The E. coli outbreak that the Canadian Food Inspection Agency tied to Fresh Express BB #:115030 brand Sunflower Crisp Chopped Salad Kits also affects the U.S.
The Food and Drug Administration said December 9 it also found that brand of salad mix the likely source of an outbreak that has led to eight illnesses in three states, Minnesota, North Dakota and Wisconsin.
FDA advises consumers, restaurants and retailers, and suppliers and distributors to not eat or serve the salad kits with UPC 0 71279 30906 4, beginning with lot code Z, and a best before date up to and including 07DEC19.
“This outbreak strain found in case patients is different from the outbreak strain of the larger E. coli O157:H7 outbreak linked to romaine from the Salinas, California growing region,” FDA said.
“Preliminary information indicates that the romaine lettuce in the salad kits eaten by some sick people may have contained romaine from the Salinas growing region, though the romaine and other ingredients in the kit may have come from another growing region as well.”
Jennifer McEntire, vice president of food safety and technology for United Fresh Produce Association BB #:145458, said investigators most likely determined the outbreaks are not related at the genetic level, by whole genome sequencing.
That recent outbreak in the U.S. did not name a brand or farm, but she said there have been factors in this outbreak that investigators “can help hone in on the exact product quickly – consumers all purchasing one specific brand or eating one very specific item.”
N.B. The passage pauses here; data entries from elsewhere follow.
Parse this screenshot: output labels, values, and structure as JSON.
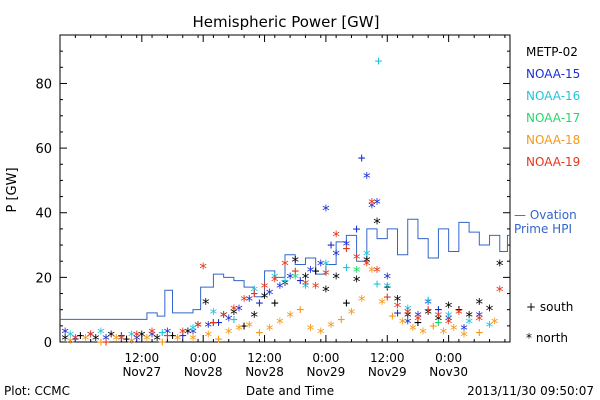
{
  "chart_data": {
    "type": "scatter",
    "title": "Hemispheric Power [GW]",
    "ylabel": "P [GW]",
    "xlabel": "Date and Time",
    "footer_left": "Plot: CCMC",
    "footer_right": "2013/11/30 09:50:07",
    "ylim": [
      0,
      95
    ],
    "y_ticks": [
      0,
      20,
      40,
      60,
      80
    ],
    "x_range_hours": [
      -16,
      72
    ],
    "x_ticks": [
      {
        "time": "12:00",
        "date": "Nov27"
      },
      {
        "time": "0:00",
        "date": "Nov28"
      },
      {
        "time": "12:00",
        "date": "Nov28"
      },
      {
        "time": "0:00",
        "date": "Nov29"
      },
      {
        "time": "12:00",
        "date": "Nov29"
      },
      {
        "time": "0:00",
        "date": "Nov30"
      }
    ],
    "legend": [
      {
        "name": "METP-02",
        "color": "#000000"
      },
      {
        "name": "NOAA-15",
        "color": "#1a2fd6"
      },
      {
        "name": "NOAA-16",
        "color": "#22c4dd"
      },
      {
        "name": "NOAA-17",
        "color": "#22d86a"
      },
      {
        "name": "NOAA-18",
        "color": "#f39a1a"
      },
      {
        "name": "NOAA-19",
        "color": "#e8351a"
      }
    ],
    "ovation_label_1": "— Ovation",
    "ovation_label_2": "Prime HPI",
    "ovation_color": "#3366cc",
    "marker_south_label": "+ south",
    "marker_north_label": "* north",
    "ovation_prime_hpi": [
      {
        "x": -16,
        "y": 7
      },
      {
        "x": 0.5,
        "y": 7
      },
      {
        "x": 1,
        "y": 9
      },
      {
        "x": 3,
        "y": 8
      },
      {
        "x": 4.5,
        "y": 16
      },
      {
        "x": 6,
        "y": 9
      },
      {
        "x": 10,
        "y": 10
      },
      {
        "x": 11.5,
        "y": 17
      },
      {
        "x": 14,
        "y": 21
      },
      {
        "x": 16,
        "y": 20
      },
      {
        "x": 18,
        "y": 19
      },
      {
        "x": 20,
        "y": 17
      },
      {
        "x": 22,
        "y": 14
      },
      {
        "x": 24,
        "y": 22
      },
      {
        "x": 26,
        "y": 20
      },
      {
        "x": 28,
        "y": 27
      },
      {
        "x": 30,
        "y": 24
      },
      {
        "x": 32,
        "y": 26
      },
      {
        "x": 34,
        "y": 21
      },
      {
        "x": 36,
        "y": 24
      },
      {
        "x": 38,
        "y": 31
      },
      {
        "x": 40,
        "y": 33
      },
      {
        "x": 42,
        "y": 25
      },
      {
        "x": 44,
        "y": 35
      },
      {
        "x": 46,
        "y": 32
      },
      {
        "x": 48,
        "y": 35
      },
      {
        "x": 50,
        "y": 27
      },
      {
        "x": 52,
        "y": 38
      },
      {
        "x": 54,
        "y": 32
      },
      {
        "x": 56,
        "y": 26
      },
      {
        "x": 58,
        "y": 35
      },
      {
        "x": 60,
        "y": 28
      },
      {
        "x": 62,
        "y": 37
      },
      {
        "x": 64,
        "y": 34
      },
      {
        "x": 66,
        "y": 30
      },
      {
        "x": 68,
        "y": 33
      },
      {
        "x": 70,
        "y": 28
      },
      {
        "x": 71.5,
        "y": 33
      },
      {
        "x": 72,
        "y": 33
      }
    ],
    "series": [
      {
        "name": "METP-02",
        "color": "#000000",
        "points": [
          [
            -15,
            1,
            "north"
          ],
          [
            -12,
            2,
            "south"
          ],
          [
            -9,
            1,
            "north"
          ],
          [
            -6,
            2,
            "north"
          ],
          [
            -3,
            1,
            "south"
          ],
          [
            0,
            2,
            "north"
          ],
          [
            3,
            1,
            "north"
          ],
          [
            6,
            2,
            "south"
          ],
          [
            9,
            3,
            "north"
          ],
          [
            11,
            5,
            "north"
          ],
          [
            12.5,
            12,
            "north"
          ],
          [
            14,
            6,
            "south"
          ],
          [
            16,
            8,
            "north"
          ],
          [
            18,
            9,
            "north"
          ],
          [
            20,
            5,
            "south"
          ],
          [
            22,
            8,
            "north"
          ],
          [
            24,
            14,
            "north"
          ],
          [
            26,
            12,
            "south"
          ],
          [
            28,
            18,
            "north"
          ],
          [
            30,
            25,
            "north"
          ],
          [
            32,
            20,
            "north"
          ],
          [
            34,
            22,
            "south"
          ],
          [
            36,
            16,
            "north"
          ],
          [
            38,
            20,
            "north"
          ],
          [
            40,
            12,
            "south"
          ],
          [
            42,
            19,
            "north"
          ],
          [
            44,
            25,
            "north"
          ],
          [
            46,
            37,
            "north"
          ],
          [
            48,
            17,
            "south"
          ],
          [
            50,
            13,
            "north"
          ],
          [
            52,
            8,
            "north"
          ],
          [
            54,
            6,
            "south"
          ],
          [
            56,
            9,
            "north"
          ],
          [
            58,
            7,
            "north"
          ],
          [
            60,
            11,
            "north"
          ],
          [
            62,
            10,
            "south"
          ],
          [
            64,
            8,
            "north"
          ],
          [
            66,
            12,
            "north"
          ],
          [
            68,
            10,
            "north"
          ],
          [
            70,
            24,
            "north"
          ]
        ]
      },
      {
        "name": "NOAA-15",
        "color": "#1a2fd6",
        "points": [
          [
            -15,
            3,
            "north"
          ],
          [
            -13,
            1,
            "south"
          ],
          [
            -10,
            2,
            "north"
          ],
          [
            -7,
            1,
            "north"
          ],
          [
            -4,
            2,
            "south"
          ],
          [
            -1,
            1,
            "north"
          ],
          [
            2,
            2,
            "north"
          ],
          [
            5,
            3,
            "north"
          ],
          [
            8,
            2,
            "south"
          ],
          [
            10,
            3,
            "north"
          ],
          [
            13,
            5,
            "north"
          ],
          [
            15,
            6,
            "south"
          ],
          [
            17,
            7,
            "north"
          ],
          [
            19,
            10,
            "north"
          ],
          [
            21,
            13,
            "north"
          ],
          [
            23,
            12,
            "south"
          ],
          [
            25,
            15,
            "north"
          ],
          [
            27,
            17,
            "north"
          ],
          [
            29,
            20,
            "north"
          ],
          [
            31,
            19,
            "south"
          ],
          [
            33,
            22,
            "north"
          ],
          [
            35,
            24,
            "north"
          ],
          [
            36,
            41,
            "north"
          ],
          [
            37,
            30,
            "south"
          ],
          [
            38,
            27,
            "north"
          ],
          [
            40,
            30,
            "north"
          ],
          [
            42,
            35,
            "south"
          ],
          [
            43,
            57,
            "south"
          ],
          [
            44,
            51,
            "north"
          ],
          [
            45,
            42,
            "north"
          ],
          [
            46,
            43,
            "north"
          ],
          [
            48,
            20,
            "north"
          ],
          [
            50,
            9,
            "south"
          ],
          [
            52,
            6,
            "north"
          ],
          [
            54,
            8,
            "north"
          ],
          [
            56,
            12,
            "north"
          ],
          [
            58,
            10,
            "south"
          ],
          [
            60,
            7,
            "north"
          ],
          [
            63,
            4,
            "north"
          ],
          [
            66,
            8,
            "north"
          ]
        ]
      },
      {
        "name": "NOAA-16",
        "color": "#22c4dd",
        "points": [
          [
            -14,
            2,
            "north"
          ],
          [
            -8,
            3,
            "north"
          ],
          [
            -2,
            2,
            "north"
          ],
          [
            4,
            3,
            "south"
          ],
          [
            10,
            4,
            "north"
          ],
          [
            14,
            9,
            "north"
          ],
          [
            18,
            7,
            "south"
          ],
          [
            22,
            16,
            "north"
          ],
          [
            26,
            20,
            "north"
          ],
          [
            28,
            19,
            "south"
          ],
          [
            32,
            17,
            "north"
          ],
          [
            36,
            24,
            "north"
          ],
          [
            40,
            23,
            "south"
          ],
          [
            44,
            27,
            "north"
          ],
          [
            46,
            18,
            "south"
          ],
          [
            46.3,
            87,
            "south"
          ],
          [
            48,
            17,
            "north"
          ],
          [
            52,
            10,
            "north"
          ],
          [
            56,
            13,
            "south"
          ],
          [
            60,
            8,
            "north"
          ],
          [
            64,
            6,
            "north"
          ],
          [
            68,
            5,
            "north"
          ]
        ]
      },
      {
        "name": "NOAA-17",
        "color": "#22d86a",
        "points": [
          [
            30,
            20,
            "north"
          ],
          [
            42,
            22,
            "north"
          ],
          [
            58,
            6,
            "south"
          ]
        ]
      },
      {
        "name": "NOAA-18",
        "color": "#f39a1a",
        "points": [
          [
            -14,
            0,
            "north"
          ],
          [
            -11,
            1,
            "north"
          ],
          [
            -8,
            0,
            "south"
          ],
          [
            -5,
            1,
            "north"
          ],
          [
            -2,
            0,
            "north"
          ],
          [
            1,
            1,
            "north"
          ],
          [
            4,
            0,
            "south"
          ],
          [
            7,
            1,
            "north"
          ],
          [
            10,
            1,
            "north"
          ],
          [
            13,
            2,
            "north"
          ],
          [
            15,
            1,
            "south"
          ],
          [
            17,
            3,
            "north"
          ],
          [
            19,
            4,
            "north"
          ],
          [
            21,
            5,
            "north"
          ],
          [
            23,
            3,
            "south"
          ],
          [
            25,
            4,
            "north"
          ],
          [
            27,
            6,
            "north"
          ],
          [
            29,
            8,
            "north"
          ],
          [
            31,
            10,
            "south"
          ],
          [
            33,
            4,
            "north"
          ],
          [
            35,
            3,
            "north"
          ],
          [
            37,
            5,
            "north"
          ],
          [
            39,
            7,
            "south"
          ],
          [
            41,
            9,
            "north"
          ],
          [
            43,
            13,
            "north"
          ],
          [
            45,
            22,
            "north"
          ],
          [
            47,
            12,
            "north"
          ],
          [
            49,
            8,
            "south"
          ],
          [
            51,
            6,
            "north"
          ],
          [
            53,
            4,
            "north"
          ],
          [
            55,
            3,
            "north"
          ],
          [
            57,
            5,
            "south"
          ],
          [
            59,
            3,
            "north"
          ],
          [
            61,
            4,
            "north"
          ],
          [
            63,
            2,
            "north"
          ],
          [
            66,
            3,
            "south"
          ],
          [
            69,
            6,
            "north"
          ]
        ]
      },
      {
        "name": "NOAA-19",
        "color": "#e8351a",
        "points": [
          [
            -13,
            1,
            "north"
          ],
          [
            -10,
            2,
            "north"
          ],
          [
            -7,
            0,
            "south"
          ],
          [
            -4,
            1,
            "north"
          ],
          [
            -1,
            2,
            "north"
          ],
          [
            2,
            3,
            "north"
          ],
          [
            5,
            2,
            "south"
          ],
          [
            8,
            3,
            "north"
          ],
          [
            11,
            5,
            "north"
          ],
          [
            12,
            23,
            "north"
          ],
          [
            14,
            6,
            "south"
          ],
          [
            16,
            8,
            "north"
          ],
          [
            18,
            10,
            "north"
          ],
          [
            20,
            13,
            "north"
          ],
          [
            22,
            15,
            "south"
          ],
          [
            24,
            17,
            "north"
          ],
          [
            26,
            19,
            "north"
          ],
          [
            28,
            24,
            "north"
          ],
          [
            30,
            22,
            "south"
          ],
          [
            32,
            18,
            "north"
          ],
          [
            34,
            17,
            "north"
          ],
          [
            36,
            21,
            "north"
          ],
          [
            38,
            33,
            "north"
          ],
          [
            40,
            29,
            "south"
          ],
          [
            42,
            26,
            "north"
          ],
          [
            44,
            24,
            "north"
          ],
          [
            45,
            43,
            "north"
          ],
          [
            46,
            22,
            "north"
          ],
          [
            48,
            14,
            "south"
          ],
          [
            50,
            11,
            "north"
          ],
          [
            52,
            9,
            "north"
          ],
          [
            54,
            7,
            "north"
          ],
          [
            56,
            10,
            "south"
          ],
          [
            58,
            8,
            "north"
          ],
          [
            60,
            6,
            "north"
          ],
          [
            62,
            9,
            "north"
          ],
          [
            66,
            7,
            "north"
          ],
          [
            70,
            16,
            "north"
          ]
        ]
      }
    ]
  }
}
Trevor Suslow, vice president of produce safety for the Produce Marketing Association BB #:153708, said investigators must have “felt confident that they could link individual cases to a particular product and therefore a specific processor to try and alert consumers and the trade if there still some of that hanging around.”
He also said the whole genome sequencing genetic matches came more quickly in this outbreak compared to more recent ones in the U.S.